Blog Post

Internet of Things Blog
7 MIN READ

Azure IoT Operations MQTT Broker: Performance Benchmarking on Throughput and Latency

davidemakenemi's avatar
Jul 02, 2025

1. Introduction

When deploying an MQTT broker in a production environment, understanding its performance characteristics is crucial. Whether you're handling IoT sensor data, real-time event streams, or enterprise messaging, knowing how the broker performs under load helps in optimizing deployments.

In this post, we evaluate the performance of the Azure IoT Operations MQTT Broker (subsequently referred to as Broker for brevity), focusing on:

  • Throughput – How many messages per second the broker can handle.
  • Latency – The time taken for messages to travel from publishers to subscribers.

All tests were conducted using MQTT QoS 1 to ensure consistent balance between reliability and throughput.

By following a structured performance testing approach, we aim to provide insights into how the Broker scales and where potential bottlenecks may arise.

👉 If you're looking for a quick summary, jump to the Key Takeaways section below.

2. Test Setup

For accurate benchmarking, we set up Standard_D4s_v5 virtual machines (VMs) to ensure consistent and efficient message handling. To replicate our performance results, use the same VM SKU and test configuration.
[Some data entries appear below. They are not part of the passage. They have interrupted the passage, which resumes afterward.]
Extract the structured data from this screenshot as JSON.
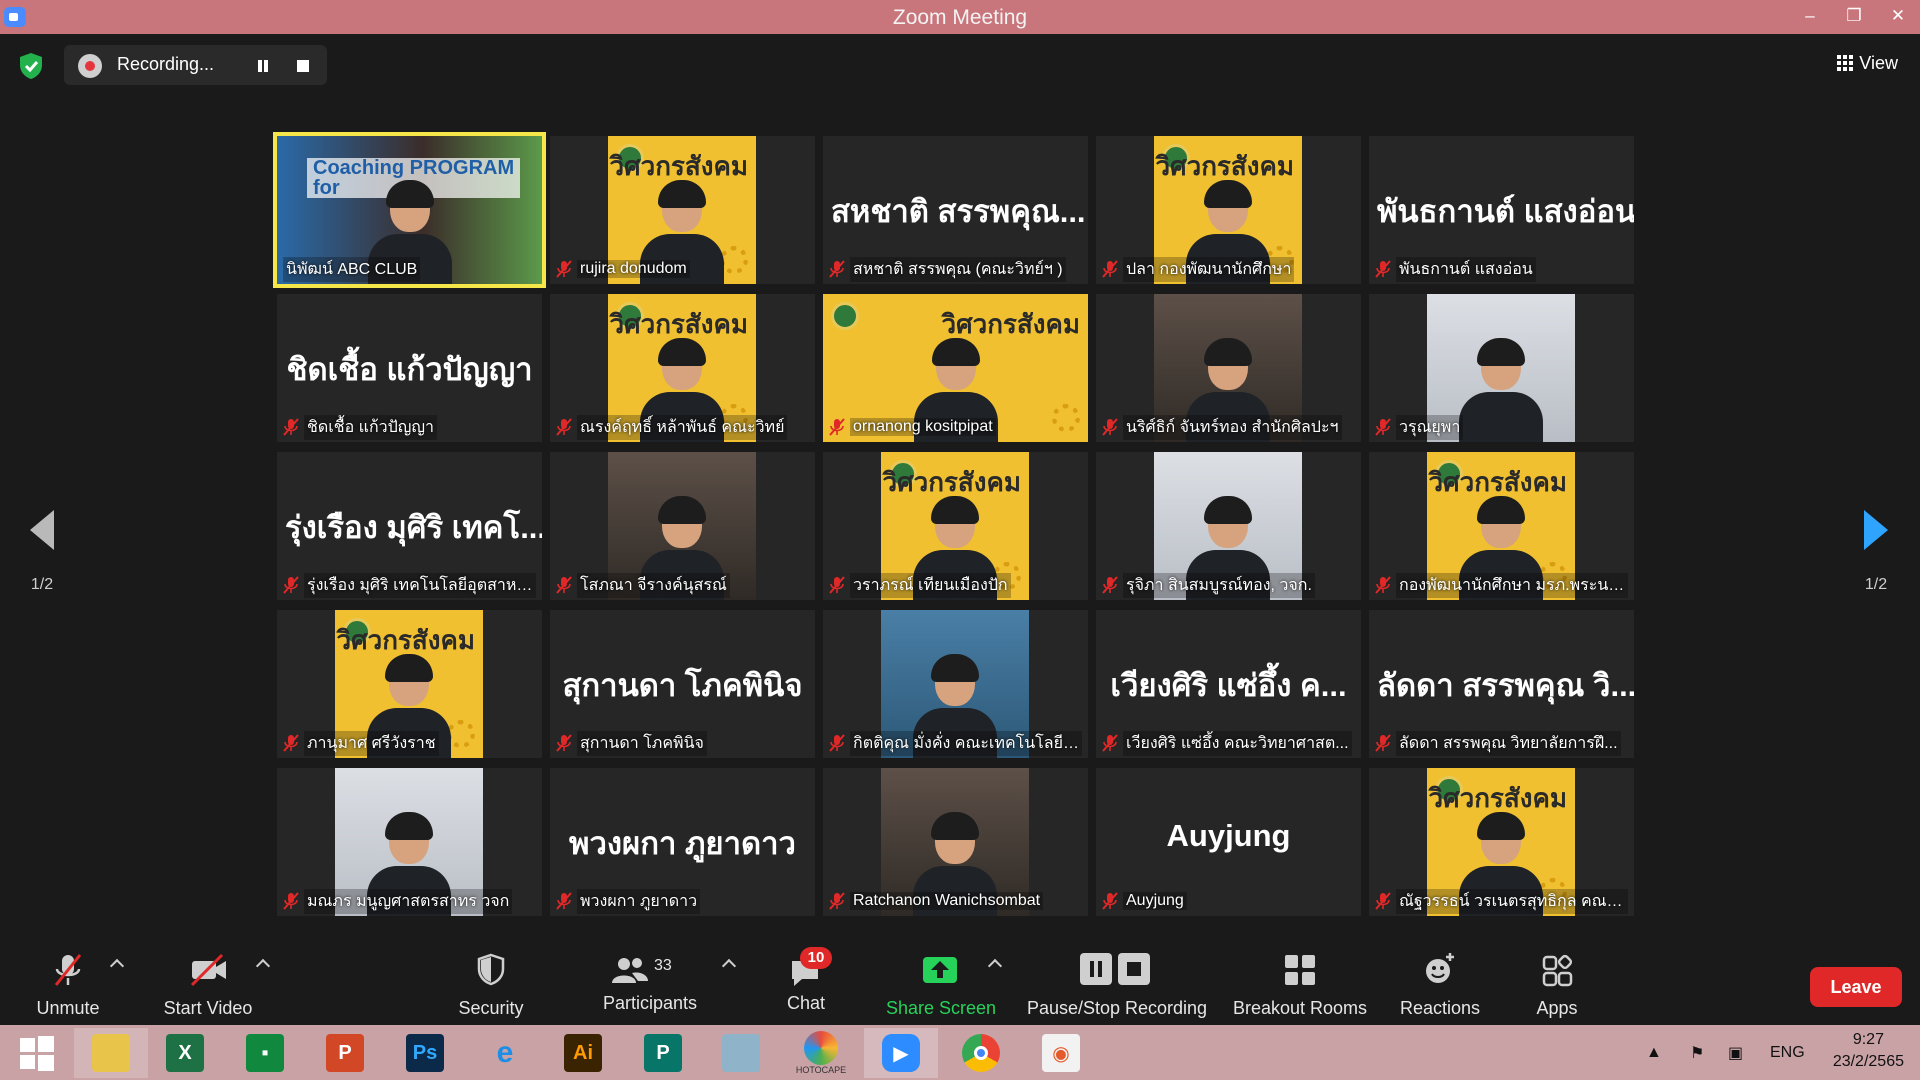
{
  "window": {
    "title": "Zoom Meeting",
    "minimize": "–",
    "restore": "❐",
    "close": "✕"
  },
  "topbar": {
    "recording_label": "Recording...",
    "view_label": "View"
  },
  "paging": {
    "left": "1/2",
    "right": "1/2"
  },
  "tiles": [
    {
      "name": "นิพัฒน์ ABC CLUB",
      "big": "",
      "video": "photo",
      "active": true
    },
    {
      "name": "rujira donudom",
      "big": "",
      "video": "poster"
    },
    {
      "name": "สหชาติ สรรพคุณ (คณะวิทย์ฯ )",
      "big": "สหชาติ สรรพคุณ...",
      "video": "none"
    },
    {
      "name": "ปลา กองพัฒนานักศึกษา",
      "big": "",
      "video": "poster"
    },
    {
      "name": "พันธกานต์ แสงอ่อน",
      "big": "พันธกานต์ แสงอ่อน",
      "video": "none"
    },
    {
      "name": "ชิดเชื้อ แก้วปัญญา",
      "big": "ชิดเชื้อ แก้วปัญญา",
      "video": "none"
    },
    {
      "name": "ณรงค์ฤทธิ์ หล้าพันธ์ คณะวิทย์",
      "big": "",
      "video": "poster"
    },
    {
      "name": "ornanong kositpipat",
      "big": "",
      "video": "poster-wide"
    },
    {
      "name": "นริศ์ธิก์ จันทร์ทอง สำนักศิลปะฯ",
      "big": "",
      "video": "photo"
    },
    {
      "name": "วรุณยุพา",
      "big": "",
      "video": "photo-light"
    },
    {
      "name": "รุ่งเรือง มุศิริ เทคโนโลยีอุตสาหกร...",
      "big": "รุ่งเรือง มุศิริ เทคโ...",
      "video": "none"
    },
    {
      "name": "โสภณา จีรางค์นุสรณ์",
      "big": "",
      "video": "photo"
    },
    {
      "name": "วราภรณ์ เทียนเมืองปัก",
      "big": "",
      "video": "poster"
    },
    {
      "name": "รุจิภา สินสมบูรณ์ทอง, วจก.",
      "big": "",
      "video": "photo-light"
    },
    {
      "name": "กองพัฒนานักศึกษา มรภ.พระนคร",
      "big": "",
      "video": "poster"
    },
    {
      "name": "ภานุมาศ ศรีวังราช",
      "big": "",
      "video": "poster"
    },
    {
      "name": "สุกานดา โภคพินิจ",
      "big": "สุกานดา โภคพินิจ",
      "video": "none"
    },
    {
      "name": "กิตติคุณ มั่งคั่ง คณะเทคโนโลยีอุ...",
      "big": "",
      "video": "photo-blue"
    },
    {
      "name": "เวียงศิริ แซ่อึ้ง คณะวิทยาศาสต...",
      "big": "เวียงศิริ แซ่อึ้ง ค...",
      "video": "none"
    },
    {
      "name": "ลัดดา สรรพคุณ วิทยาลัยการฝึ...",
      "big": "ลัดดา สรรพคุณ วิ...",
      "video": "none"
    },
    {
      "name": "มณภร มนูญศาสตรสาทร วจก",
      "big": "",
      "video": "photo-light"
    },
    {
      "name": "พวงผกา ภูยาดาว",
      "big": "พวงผกา ภูยาดาว",
      "video": "none"
    },
    {
      "name": "Ratchanon Wanichsombat",
      "big": "",
      "video": "photo"
    },
    {
      "name": "Auyjung",
      "big": "Auyjung",
      "video": "none"
    },
    {
      "name": "ณัฐวรรธน์ วรเนตรสุทธิกุล คณะเ...",
      "big": "",
      "video": "poster"
    }
  ],
  "tile_overlay": {
    "coaching_text": "Coaching PROGRAM\nfor",
    "poster_title": "วิศวกรสังคม"
  },
  "toolbar": {
    "unmute": "Unmute",
    "start_video": "Start Video",
    "security": "Security",
    "participants": "Participants",
    "participants_count": "33",
    "chat": "Chat",
    "chat_badge": "10",
    "share_screen": "Share Screen",
    "pause_stop_recording": "Pause/Stop Recording",
    "breakout_rooms": "Breakout Rooms",
    "reactions": "Reactions",
    "apps": "Apps",
    "leave": "Leave"
  },
  "taskbar": {
    "apps": [
      "start",
      "file-explorer",
      "excel",
      "store",
      "powerpoint",
      "photoshop",
      "internet-explorer",
      "illustrator",
      "publisher",
      "notes",
      "photoscape",
      "zoom",
      "chrome",
      "photos"
    ],
    "hotcape_label": "HOTOCAPE",
    "lang": "ENG",
    "time": "9:27",
    "date": "23/2/2565"
  },
  "colors": {
    "titlebar": "#c9757c",
    "taskbar": "#c9a2a6",
    "accent_green": "#27d25a",
    "leave": "#e02828",
    "active_speaker": "#f5e64a",
    "poster_bg": "#f0c030"
  }
}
2. 1 Infrastructure configuration

Hardware configuration

  • VM Architecture: x64
  • VM Image: Ubuntu Server 22.04 LTS - x64 Gen2
  • VM SKU: Standard_D4s_v5
  • vCPUs: 4
  • Memory: 16 GiB RAM
  • Networking: All VMs are within the same virtual network (VNet) to minimize latency and reduce external network delays

Software configuration

  • OS Flavor: Ubuntu Server 22.04 LTS
  • Version: 22.04 LTS
  • Kubernetes distribution: K3s
  • Kubernetes version: v1.28.5

2.2 Azure IoT Operation configuration

The Azure IoT Operations configuration defined below is optimized for performance testing and MUST NOT be used in production as TLS encryption, authentication, and diagnostics pods are disabled to reduce variability.

The Broker consists of frontend and backend partitions for optimized message handling: This setup is optimized for a 5-node cluster, ensuring scalability, and redundancy.

Broker Configuration:

  • Frontend:
    • 5 replicas
  • Backend:
    • 5 partitions
    • Redundancy factor of 2
    • 2 workers

Note: Increased redundancy doubles CPU usage, and therefore it also reduces the total available CPU for performing the same workload, potentially impacting overall efficiency.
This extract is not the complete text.